Qu'importe que le bail contienne un premier terme ordinaire et un second terme de six semaines de plus à peine de résiliation!

Cette clause est bonne pour tenir le fermier en respect, mais elle ne laisse pas d'être comminatoire,

Qu'est-ce qu'un délai de six semaines de plus ?

quel est le propriétaire qui exige son fermage et quel est le fermier qui le rende à terme nommé ?

Cependant, s'il y a demeure, il y'a action en résiliement, soit qu'il n'y ait qu'un terme ordinaire soit qu'il y en ait un autre plus rigoureux, c'est défaut de remplir l'engagement, et le cas de l'application des articles 1741 et 1766.
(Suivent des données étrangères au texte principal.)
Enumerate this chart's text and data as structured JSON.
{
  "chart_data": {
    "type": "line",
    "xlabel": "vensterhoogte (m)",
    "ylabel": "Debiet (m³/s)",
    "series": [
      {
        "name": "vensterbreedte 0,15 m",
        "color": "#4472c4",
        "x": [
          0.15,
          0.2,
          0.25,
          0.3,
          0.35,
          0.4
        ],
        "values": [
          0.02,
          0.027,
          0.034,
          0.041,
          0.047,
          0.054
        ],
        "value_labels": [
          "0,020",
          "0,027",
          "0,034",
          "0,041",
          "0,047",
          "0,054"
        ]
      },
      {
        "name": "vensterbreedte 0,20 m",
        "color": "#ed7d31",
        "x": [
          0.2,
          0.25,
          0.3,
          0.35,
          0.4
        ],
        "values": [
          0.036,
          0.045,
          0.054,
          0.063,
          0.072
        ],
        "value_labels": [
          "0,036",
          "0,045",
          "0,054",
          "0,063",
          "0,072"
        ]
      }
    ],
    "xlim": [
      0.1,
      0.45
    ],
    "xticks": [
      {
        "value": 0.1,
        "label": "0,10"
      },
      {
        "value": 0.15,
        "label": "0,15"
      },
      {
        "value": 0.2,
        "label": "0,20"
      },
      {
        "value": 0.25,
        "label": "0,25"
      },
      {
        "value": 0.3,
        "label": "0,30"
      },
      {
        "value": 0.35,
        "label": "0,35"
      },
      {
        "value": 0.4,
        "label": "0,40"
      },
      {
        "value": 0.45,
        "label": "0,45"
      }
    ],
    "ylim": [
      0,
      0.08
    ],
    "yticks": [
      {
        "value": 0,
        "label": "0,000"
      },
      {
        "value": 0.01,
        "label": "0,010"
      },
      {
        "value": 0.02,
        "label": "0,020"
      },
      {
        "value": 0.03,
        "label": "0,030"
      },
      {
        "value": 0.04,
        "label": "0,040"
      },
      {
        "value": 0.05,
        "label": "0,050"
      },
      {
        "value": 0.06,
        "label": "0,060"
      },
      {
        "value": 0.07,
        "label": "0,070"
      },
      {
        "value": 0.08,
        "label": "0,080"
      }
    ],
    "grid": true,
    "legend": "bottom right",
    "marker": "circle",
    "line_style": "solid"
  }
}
A-la-vérité cette sorte de stipulation, par laquelle le preneur s'obligeait à payer à un terme ordinaire ou dans les six semaines suivantes, à peine de résolution, était usitée en Flandre et en Brabant; mais il est certain qu'en Flandre elle était comminatoire, et que la demeure pouvait se purger. C'est ce que la cour d'appel a jugé, d'après la jurisprudence attestée par les arrêtistes; et, quant au Brabant, il paraît au rapport des jurisconsultes que la jurisprudence a varié, parce qu'en dernier lieu on avait pris à la lettre quelques dispositions du droit romain dont les principes n'ont pas été reçus en France et qui ne sont entrés dans les dispositions du code civil que pour certains cas ou avec des modifications.

L'article 1139 apporte une modification au droit français, relativement au moyen de constituer en demeure et déterminer l'époque à laquelle le débiteur, tenu de donner ou livrer, est chargé des risques de la chose et des dommages intérêts.

Nous trouvons aussi une modification dans l'article 1656, au sujet de la vente des immeubles.

Observez néanmoins que ces deux modifications se rattachent à l'opinion de Pothier qui accorde moins de latitude au juge quand il y a une clause résolutoire.